Под куполом шатра воцарилась мёртвая тишина. Слышно было лишь хриплое астматическое дыхание Толстого, остальные окаменели.
— Ну! Чего молчишь, князинька! Добра тебе захотелось, великодушия! А наших убиенных без вины переговорщиков ты забыл?
— Как можно забыть, государь...
— То-то! Не забыл, значит, значит, помнишь. И я помню. О, сколь много во мне отложилось — от стрелецкого бунта до Полтавской баталии. Головы самолично рубил, га! — хрипло выкрикнул он. — Добреньким быть — беды не избыть, слабым слыть. Не-е, пущай страшатся, пущай знают — за кровь великою кровью ответим. А тебе, княже, яко добренькому, я тотчас дело поручу... Сколь их? — неожиданно обратился он к Апраксину.
— Двадцать шесть душ, государь, — смиренно отвечал генерал-адмирал, наклонив лысую голову, на которую не успел вздеть парик.
— Ступай к себе, княже, да напиши с десяток объявлений на их языке, что сии люди казнены смертию в отмщение за не слыханное во всём свете коварство, учинённое над безвинными переговорщиками нашими.
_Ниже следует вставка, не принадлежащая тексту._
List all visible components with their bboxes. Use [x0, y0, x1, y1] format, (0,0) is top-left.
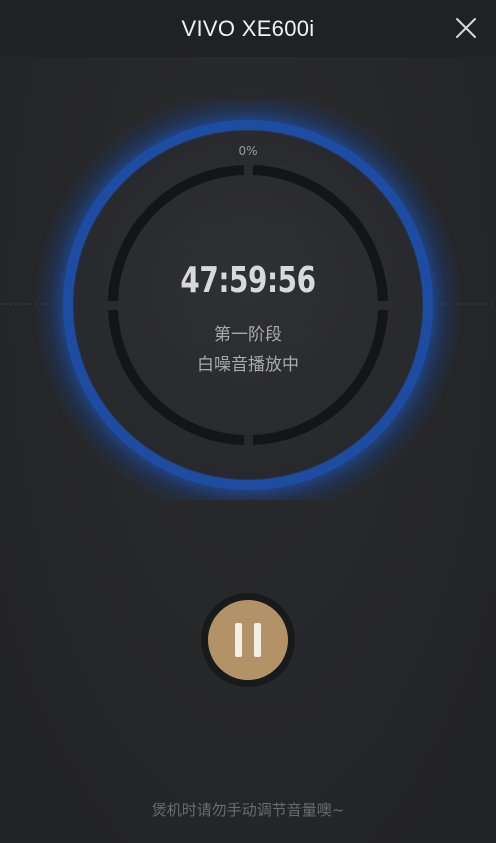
pause-bar-right [254, 623, 261, 657]
volume-hint: 煲机时请勿手动调节音量噢~ [151, 801, 345, 819]
status-label: 白噪音播放中 [197, 355, 299, 375]
page-title: VIVO XE600i [181, 16, 315, 41]
close-icon [456, 18, 476, 38]
close-button[interactable] [454, 16, 478, 40]
stage-label: 第一阶段 [214, 325, 282, 345]
pause-button[interactable] [208, 600, 288, 680]
progress-percent: 0% [238, 144, 258, 158]
pause-button-frame [201, 593, 295, 687]
pause-bar-left [235, 623, 242, 657]
countdown-timer: 47:59:56 [180, 260, 316, 301]
dial-disc [74, 131, 422, 479]
burn-in-screen: VIVO XE600i 0% 47:59:56 第一阶段 白噪音播放中 煲机时请… [0, 0, 496, 843]
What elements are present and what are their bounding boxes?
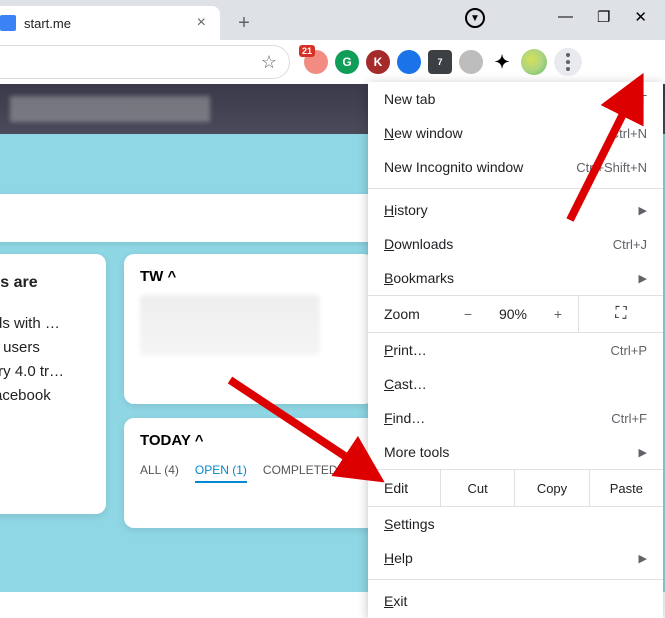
menu-cast[interactable]: Cast… (368, 367, 663, 401)
menu-downloads[interactable]: Downloads Ctrl+J (368, 227, 663, 261)
omnibox[interactable]: ☆ (0, 45, 290, 79)
menu-label: Find… (384, 410, 611, 426)
menu-exit[interactable]: Exit (368, 584, 663, 618)
window-maximize-button[interactable]: ❐ (597, 8, 610, 26)
zoom-out-button[interactable]: − (448, 306, 488, 322)
card-left-line: ds with … (0, 312, 88, 336)
zoom-label: Zoom (368, 306, 448, 322)
extension-icon[interactable]: 7 (428, 50, 452, 74)
zoom-in-button[interactable]: + (538, 306, 578, 322)
edit-label: Edit (368, 470, 440, 506)
bookmark-star-icon[interactable]: ☆ (261, 52, 277, 73)
menu-label: Print… (384, 342, 611, 358)
menu-label: History (384, 202, 631, 218)
card-left-line: acebook (0, 384, 88, 408)
menu-find[interactable]: Find… Ctrl+F (368, 401, 663, 435)
today-tabs: ALL (4) OPEN (1) COMPLETED (3) (140, 463, 368, 483)
extension-badge: 21 (299, 45, 315, 57)
tab-title: start.me (24, 16, 193, 31)
menu-print[interactable]: Print… Ctrl+P (368, 333, 663, 367)
today-tab-completed[interactable]: COMPLETED (3) (263, 463, 356, 483)
chevron-right-icon: ▶ (639, 446, 647, 459)
extensions-row: 21 G K 7 ✦ (304, 48, 582, 76)
menu-help[interactable]: Help ▶ (368, 541, 663, 575)
menu-label: Help (384, 550, 631, 566)
today-tab-open[interactable]: OPEN (1) (195, 463, 247, 483)
menu-label: More tools (384, 444, 631, 460)
chevron-right-icon: ▶ (639, 272, 647, 285)
header-blur (10, 96, 210, 122)
menu-more-tools[interactable]: More tools ▶ (368, 435, 663, 469)
menu-label: Settings (384, 516, 647, 532)
menu-label: Exit (384, 593, 647, 609)
chrome-menu-button[interactable] (554, 48, 582, 76)
card-today: TODAY ^ ALL (4) OPEN (1) COMPLETED (3) (124, 418, 384, 528)
chevron-right-icon: ▶ (639, 552, 647, 565)
extension-icon[interactable]: 21 (304, 50, 328, 74)
menu-separator (368, 579, 663, 580)
menu-label: New window (384, 125, 610, 141)
card-today-title[interactable]: TODAY ^ (140, 432, 368, 449)
card-tw-content (140, 295, 320, 355)
extension-icon[interactable] (459, 50, 483, 74)
chrome-menu: New tab Ctrl+T New window Ctrl+N New Inc… (368, 82, 663, 618)
window-close-button[interactable]: ✕ (634, 8, 647, 26)
chevron-right-icon: ▶ (639, 204, 647, 217)
tab-close-button[interactable]: × (193, 14, 210, 32)
card-tw: TW ^ (124, 254, 374, 404)
extension-icon[interactable] (397, 50, 421, 74)
menu-label: Downloads (384, 236, 613, 252)
browser-tab[interactable]: start.me × (0, 6, 220, 40)
menu-zoom-row: Zoom − 90% + ⛶ (368, 295, 663, 333)
menu-history[interactable]: History ▶ (368, 193, 663, 227)
menu-shortcut: Ctrl+N (610, 126, 647, 141)
menu-separator (368, 188, 663, 189)
menu-label: Bookmarks (384, 270, 631, 286)
menu-shortcut: Ctrl+Shift+N (576, 160, 647, 175)
menu-settings[interactable]: Settings (368, 507, 663, 541)
edit-cut-button[interactable]: Cut (440, 470, 514, 506)
menu-label: Cast… (384, 376, 647, 392)
card-tw-title[interactable]: TW ^ (140, 268, 358, 285)
download-indicator-icon[interactable]: ▼ (465, 8, 485, 28)
profile-avatar[interactable] (521, 49, 547, 75)
browser-titlebar: start.me × + ▼ — ❐ ✕ (0, 0, 665, 40)
edit-copy-button[interactable]: Copy (514, 470, 588, 506)
browser-toolbar: ☆ 21 G K 7 ✦ (0, 40, 665, 84)
zoom-value: 90% (488, 306, 538, 322)
card-left-title: rs are (0, 270, 88, 296)
menu-shortcut: Ctrl+T (611, 92, 647, 107)
edit-paste-button[interactable]: Paste (589, 470, 663, 506)
extension-icon[interactable]: G (335, 50, 359, 74)
extensions-button[interactable]: ✦ (490, 50, 514, 74)
extension-icon[interactable]: K (366, 50, 390, 74)
card-left-line: try 4.0 tr… (0, 360, 88, 384)
menu-edit-row: Edit Cut Copy Paste (368, 469, 663, 507)
menu-shortcut: Ctrl+P (611, 343, 647, 358)
today-tab-all[interactable]: ALL (4) (140, 463, 179, 483)
menu-bookmarks[interactable]: Bookmarks ▶ (368, 261, 663, 295)
card-left-line: r users (0, 336, 88, 360)
menu-new-tab[interactable]: New tab Ctrl+T (368, 82, 663, 116)
menu-shortcut: Ctrl+J (613, 237, 647, 252)
card-left: rs are ds with … r users try 4.0 tr… ace… (0, 254, 106, 514)
menu-label: New Incognito window (384, 159, 576, 175)
window-minimize-button[interactable]: — (558, 8, 573, 26)
menu-label: New tab (384, 91, 611, 107)
menu-incognito[interactable]: New Incognito window Ctrl+Shift+N (368, 150, 663, 184)
window-controls: — ❐ ✕ (540, 0, 665, 34)
fullscreen-button[interactable]: ⛶ (578, 296, 663, 332)
tab-favicon (0, 15, 16, 31)
new-tab-button[interactable]: + (230, 9, 258, 37)
menu-shortcut: Ctrl+F (611, 411, 647, 426)
menu-new-window[interactable]: New window Ctrl+N (368, 116, 663, 150)
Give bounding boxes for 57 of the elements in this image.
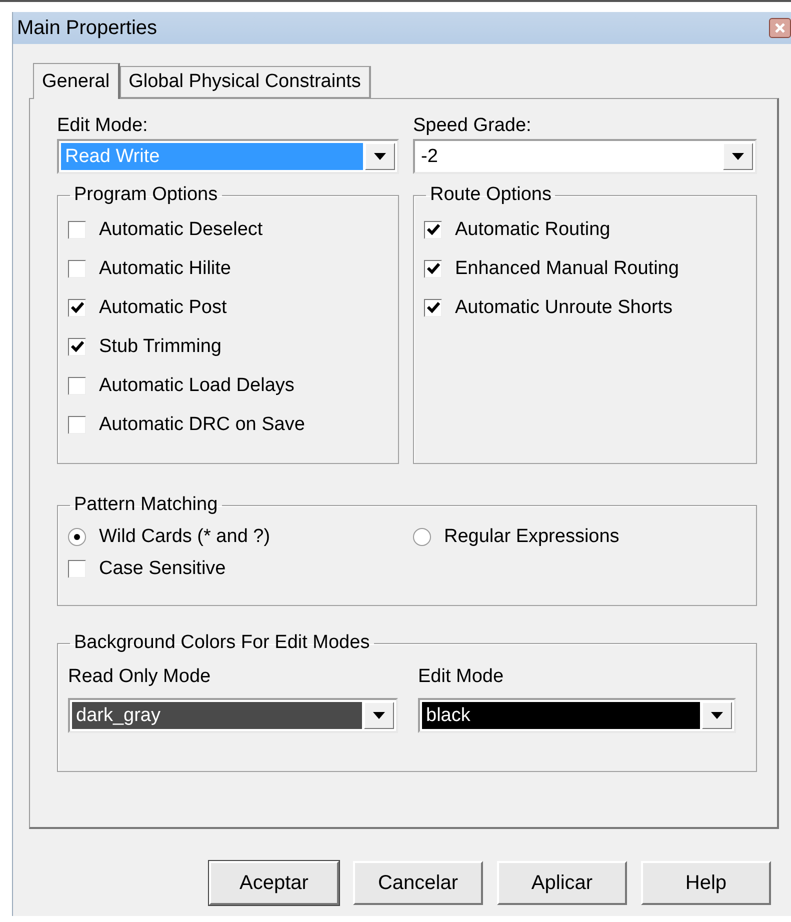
field-label: Speed Grade: — [413, 115, 532, 137]
dropdown-button[interactable] — [365, 143, 395, 170]
dropdown-arrow-icon — [374, 153, 386, 160]
dropdown-button[interactable] — [723, 143, 753, 170]
dropdown-button[interactable] — [364, 702, 394, 729]
checkbox-label: Automatic Hilite — [99, 258, 231, 280]
group-title: Background Colors For Edit Modes — [73, 632, 371, 654]
checkmark-icon — [70, 302, 84, 313]
dropdown-arrow-icon — [732, 153, 744, 160]
checkbox[interactable] — [68, 220, 86, 238]
dropdown-button[interactable] — [702, 702, 732, 729]
checkbox-label: Automatic Post — [99, 296, 227, 318]
color-dropdown[interactable]: dark_gray — [68, 698, 398, 733]
group-title: Program Options — [73, 184, 219, 206]
close-icon — [775, 23, 785, 33]
checkbox-label: Enhanced Manual Routing — [455, 258, 679, 280]
tab[interactable]: General — [33, 63, 120, 99]
checkbox-label: Automatic Deselect — [99, 218, 263, 240]
checkmark-icon — [426, 224, 440, 235]
radio-button[interactable] — [68, 528, 86, 546]
checkmark-icon — [426, 302, 440, 313]
window-title: Main Properties — [17, 16, 158, 40]
dialog-button[interactable]: Aplicar — [497, 861, 627, 905]
dropdown-field[interactable]: -2 — [413, 139, 757, 174]
checkmark-icon — [70, 341, 84, 352]
group-title: Pattern Matching — [73, 494, 219, 516]
checkbox-label: Automatic Load Delays — [99, 374, 294, 396]
checkbox-label: Stub Trimming — [99, 336, 222, 358]
checkbox-label: Automatic Unroute Shorts — [455, 296, 673, 318]
checkbox[interactable] — [424, 220, 442, 238]
dialog-button[interactable]: Cancelar — [353, 861, 483, 905]
close-button[interactable] — [769, 18, 791, 38]
checkbox[interactable] — [424, 260, 442, 278]
dropdown-arrow-icon — [711, 712, 723, 719]
dialog-button[interactable]: Help — [641, 861, 771, 905]
checkbox[interactable] — [68, 376, 86, 394]
group-title: Route Options — [429, 184, 552, 206]
checkbox-label: Automatic DRC on Save — [99, 414, 305, 436]
field-label: Edit Mode — [418, 666, 504, 688]
checkbox[interactable] — [68, 338, 86, 356]
tab[interactable]: Global Physical Constraints — [120, 66, 371, 98]
radio-label: Wild Cards (* and ?) — [99, 526, 270, 548]
checkbox[interactable] — [424, 298, 442, 316]
color-dropdown[interactable]: black — [418, 698, 736, 733]
checkbox[interactable] — [68, 298, 86, 316]
checkbox-label: Case Sensitive — [99, 558, 226, 580]
field-label: Read Only Mode — [68, 666, 211, 688]
checkbox-label: Automatic Routing — [455, 218, 610, 240]
radio-label: Regular Expressions — [444, 526, 620, 548]
checkbox[interactable] — [68, 260, 86, 278]
radio-button[interactable] — [413, 528, 431, 546]
dialog-button[interactable]: Aceptar — [209, 861, 339, 905]
checkbox[interactable] — [68, 560, 86, 578]
checkmark-icon — [426, 263, 440, 274]
checkbox[interactable] — [68, 416, 86, 434]
field-label: Edit Mode: — [57, 115, 148, 137]
dropdown-arrow-icon — [373, 712, 385, 719]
И одно письмо особо — где подробно о сём происшествии изъясняется. Сие должно сделать быстро. Мы дотоль в поход не тронемся, покамест ты всех сих бумаг не напишешь. Ступай же.
— Государь, негоже казнить пленных, — неожиданно вырвалось у Кантемира.
— Ступай! — рявкнул Пётр, и полотняная крыша над ним дрогнула, а все, кто был при сём, машинально втянули головы в плечи. — И не помедли!
Князь ссутулился и на нетвёрдых ногах поплёлся в свою палатку.
— Послать команду по заготовку жердей. Должно им быть прочными, дабы можно было вколотить их в землю да привязать казнимых, — распорядился Пётр.
С уходом князя Дмитрия атмосфера словно бы разрядилась и все сделались деятельны. Одни отправились готовиться к маршу, Фёдор Матвеевич Апраксин лично снаряжал команду порубщиков, давая объяснения, штаб-офицеры приказали батальонным сворачивать имущество да выводить людей строем к походу.